Courrier
Dans un « ils ont dit » publié le 26 janvier dernier, nous avons cité Michel Leblay, le président de la FRSEA Auvergne. A la suite de cet article, nous avons reçu ce courrier de Philippe Desbrosses, agriculteur et soutien de Nicolas Hulot, que Michel Leblay mettait en cause. Nous en publions l’intégralité, en vertu du droit de réponse.
“ Lorsque M. Leblay exprime son opinion en tant que Président de la FRSEA AUVERGNE, sur le Pacte Ecologique de Nicolas Hulot, il est dans son rôle légitime de représentant d’un organisme professionnel. Il est aussi dans son droit de citoyen à critiquer des idées contraires à ses objectifs. J’en prends acte et jusque-là je respecte les points de vue contraires au mien.
Mais je dénonce l’action calomnieuse, lorsqu’il se livre à des attaques ciblées contre ma personne en essayant de me discréditer au motif que je serais un « écolo-rétro » affilié à une secte, ayant un business à défendre des crèmes et produits naturels des Laboratoires Weleda dont je serais actionnaires... dixit M. Leblay, c’est-à-dire que j’y ai des intérêts plus ou moins avouables...
1. Je n’appartiens pas au mouvement d’Agriculture Biodynamique considéré comme sectaire par M. Leblay. Je précise néanmoins que cette méthode de production est parfaitement respectueuse de la santé de la terre et pratiquée, depuis près d’un siècle, dans le monde entier par des gens respectables, des domaines et des marques alimentaires prestigieuses. C’est le cas en France avec la plupart des grands vignobles les plus réputés. M. Leblay devrait mieux s’informer.
2. Je ne suis pas et n’ai jamais été actionnaires des Laboratoires Weleda, société également respectable qui, depuis plus de 80 ans, a le mérite de s’inscrire dans une démarche de qualité et, est restée une entreprise à dimension humaine dont les cosmétiques sont unanimement appréciés en Europe.
Maintenant sur le fond, il est évident que M. Leblay n’a pas lu le Pacte Ecologique lorsqu’il affirme que l’équipe de Nicolas Hulot s’en prend aux paysans. C’est tout le contraire que nous écrivons pages 97, 98 et 99, dans le chapitre sur l’agriculture, nous dénonçons clairement la politique agricole dont les agriculteurs sont les premières victimes des tâches imposées par les industriels.

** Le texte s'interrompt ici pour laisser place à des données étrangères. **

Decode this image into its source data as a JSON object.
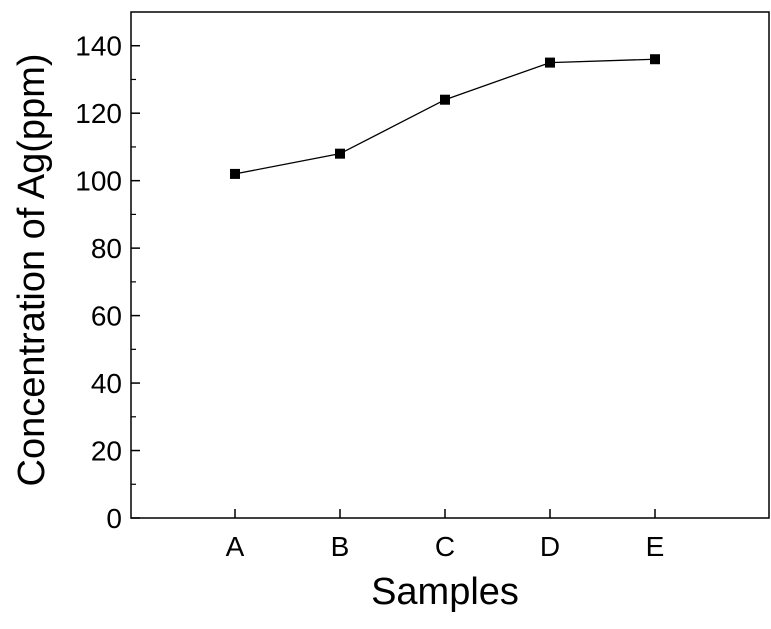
{
  "chart_data": {
    "type": "line",
    "title": "",
    "xlabel": "Samples",
    "ylabel": "Concentration of Ag(ppm)",
    "categories": [
      "A",
      "B",
      "C",
      "D",
      "E"
    ],
    "series": [
      {
        "values": [
          102,
          108,
          124,
          135,
          136
        ]
      }
    ],
    "ylim": [
      0,
      150
    ],
    "yticks": [
      0,
      20,
      40,
      60,
      80,
      100,
      120,
      140
    ],
    "grid": false,
    "legend": "none",
    "marker": "square",
    "line_color": "#000000",
    "marker_color": "#000000"
  }
}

Nous expliquons qu’ils ont perdu tout contrôle sur la transformation de leurs produits.
Enfin nous dénonçons, ce qui est indécent face à la misère des Resto du cœur et à celle des petits paysans dans des campagnes exsangues, la répartition scandaleusement inéquitable des subventions publiques dont 80 % vont à 20 % seulement des bénéficiaires.
Nous expliquons page 97, comment l’agriculture productiviste promue par les industriels et les instituts de recherche et de développement se révèle aujourd’hui à la fois destructrice pour l’environnement et génératrice d’exclusion pour les hommes. Elle vit sur un modèle -l’artificialisation à outrance des éco-agrosystèmes et le camouflage des coûts réels sous le flot des subventions qui ne garantit plus la sécurité alimentaire des milliards d’habitants sur la planète.
Enfin, il faut cesser cette hypocrisie d’invoquer « la faim dans le monde » pour justifier les méthodes polluantes et dégradantes pour la terre, quand on sait que les mêmes promoteurs de ce système intensif sont les premiers à demander les interventions de l’Etat pour autoriser la destruction de leurs excédents agricoles afin d’éviter que les cours des marchés ne s’effondrent, sans parler des primes aux milliers d’hectares gelés pour les mêmes raisons.”
Philippe Desbrosses est agriculteur, Docteur en Sciences de l’Environnement, auteur de nombreux livres, dont «Nous Redeviendrons Paysans» préfacé par l’Abbé Pierre et de «Terre d’Avenir» préfacé par Edgar Morin.